Sekunden später klopft Fred an Otzes Zimmertür. Keine Reaktion. Er zögert kurz, dann legt er das Ohr horchend ans Türblatt. Drinnen rührt sich nichts. Nach eiligem Kofferpacken hört sich das schon mal nicht an, konstatiert Fred. Er klopft noch einmal, wartet kurz und ruft dann laut Otzes Namen. Nichts. Sollte der Kritiker doch von einem plötzlichen Entschlossen drückt Fred die Klinke herunter. Die Tür ist abgeschlossen.

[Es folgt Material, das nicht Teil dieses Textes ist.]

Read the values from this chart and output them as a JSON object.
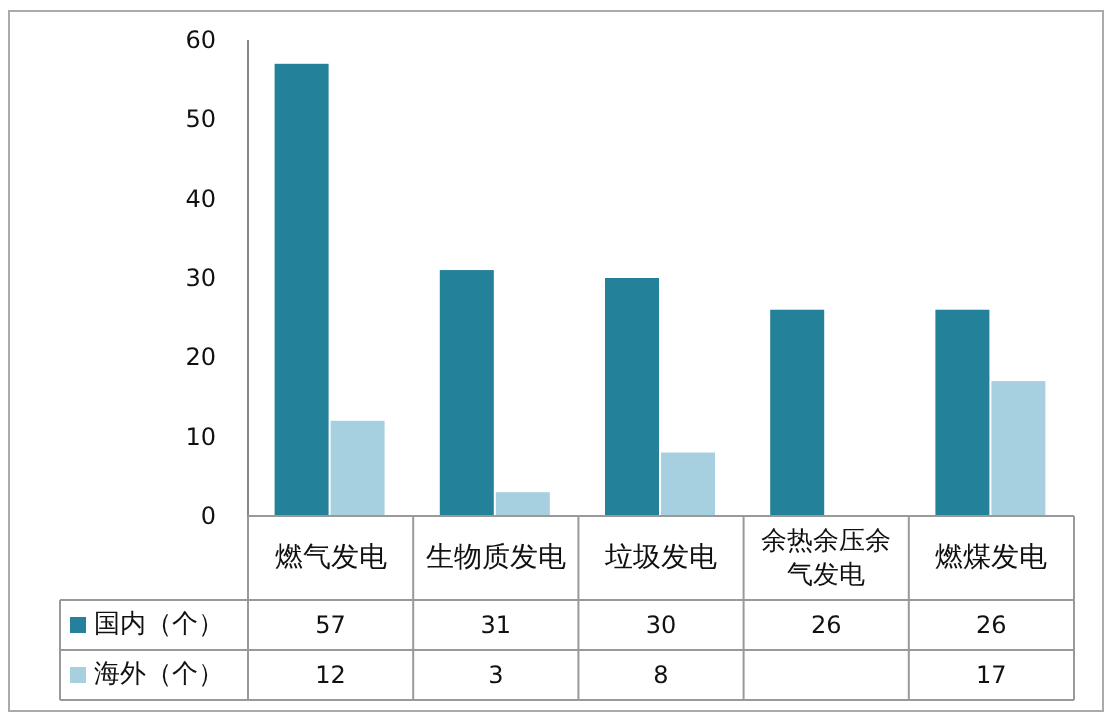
{
  "chart_data": {
    "type": "bar",
    "categories": [
      "燃气发电",
      "生物质发电",
      "垃圾发电",
      "余热余压余气发电",
      "燃煤发电"
    ],
    "series": [
      {
        "name": "国内（个）",
        "color": "#23819a",
        "values": [
          57,
          31,
          30,
          26,
          26
        ]
      },
      {
        "name": "海外（个）",
        "color": "#a6cfe0",
        "values": [
          12,
          3,
          8,
          null,
          17
        ]
      }
    ],
    "ylim": [
      0,
      60
    ],
    "yticks": [
      0,
      10,
      20,
      30,
      40,
      50,
      60
    ],
    "grid": false,
    "legend": "bottom left",
    "data_labels": true
  }
}
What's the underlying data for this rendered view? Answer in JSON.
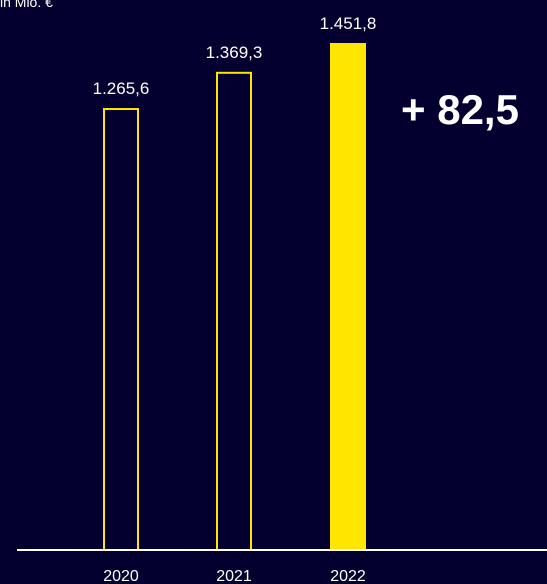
{
  "chart_data": {
    "type": "bar",
    "unit_label": "in Mio. €",
    "categories": [
      "2020",
      "2021",
      "2022"
    ],
    "values": [
      1265.6,
      1369.3,
      1451.8
    ],
    "value_labels": [
      "1.265,6",
      "1.369,3",
      "1.451,8"
    ],
    "bar_styles": [
      "outline",
      "outline",
      "filled"
    ],
    "delta_label": "+ 82,5",
    "ylim": [
      0,
      1451.8
    ],
    "grid": false,
    "legend": "none"
  },
  "colors": {
    "background": "#03002f",
    "bar_accent": "#ffe600",
    "text": "#ffffff",
    "axis": "#ffffff"
  }
}
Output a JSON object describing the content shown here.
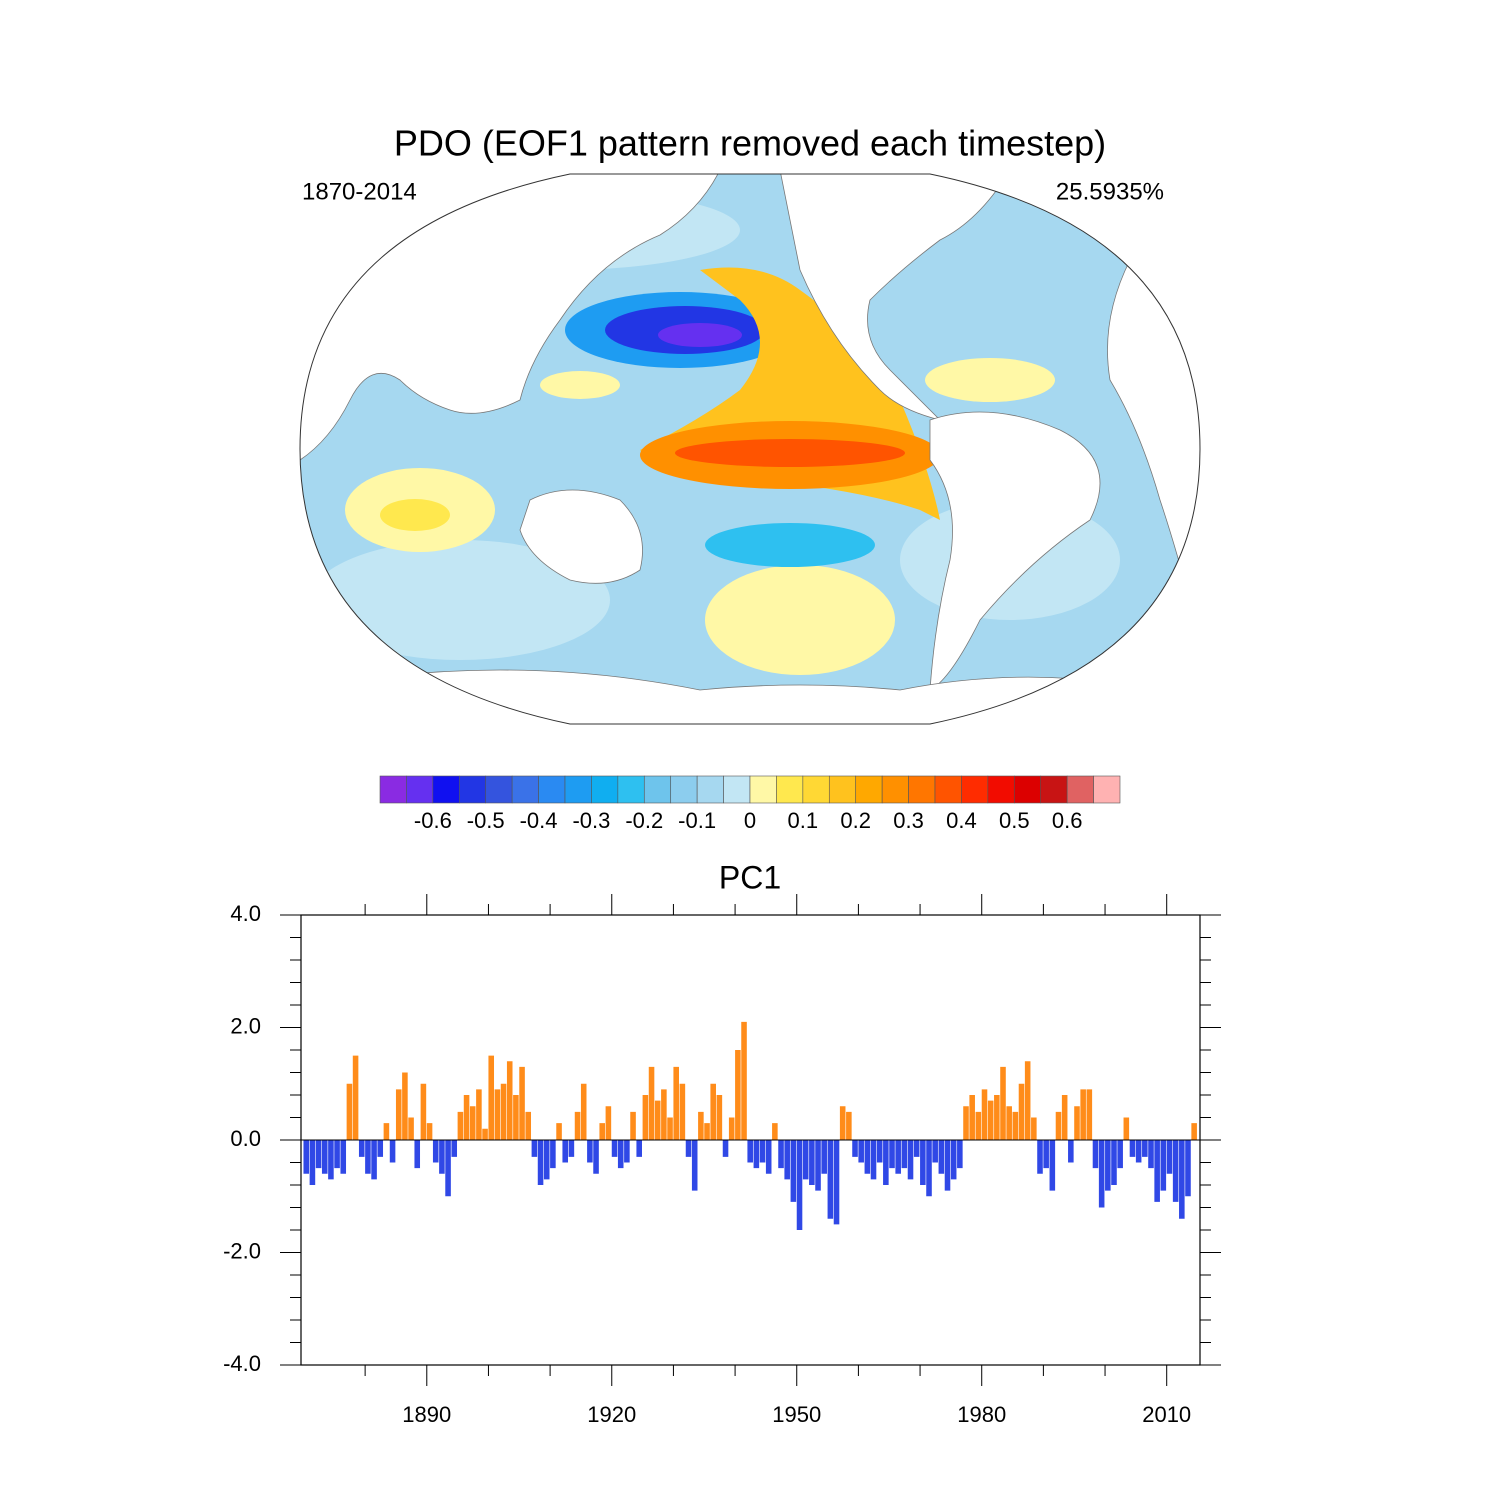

»Dann eben nicht, du Trottel«, murmelt Fred achselzuckend und geht wieder nach unten. In die fragenden Blicke der Tischgesellschaft hinein erklärt er mit leisem Amüsement in der Stimme: »Die Tür ist zu. Dahinter kein Geräusch. Vermutlich hat unser hochmögender Kritiker in weiser Voraussicht schon am Vormittag sein Köfferchen gepackt und ist einfach so von uns gegangen.«

»Ausgeschlossen. Soweit ich weiß, bleibt er noch ein paar Tage hier wohnen«, erklärt Melinda Jakobsen, die nun doch etwas besorgt wirkt. »Haben Sie denn geklopft?«

»Habe ich. Gerufen auch. Keine Reaktion. Und er wird ja wohl nicht urplötzlich in Tiefschlaf verfallen sein.«

»Gibt es jemanden, der einen zweiten Schlüssel zu seinem Zimmer hat?«, erkundigt sich die Moderatorin.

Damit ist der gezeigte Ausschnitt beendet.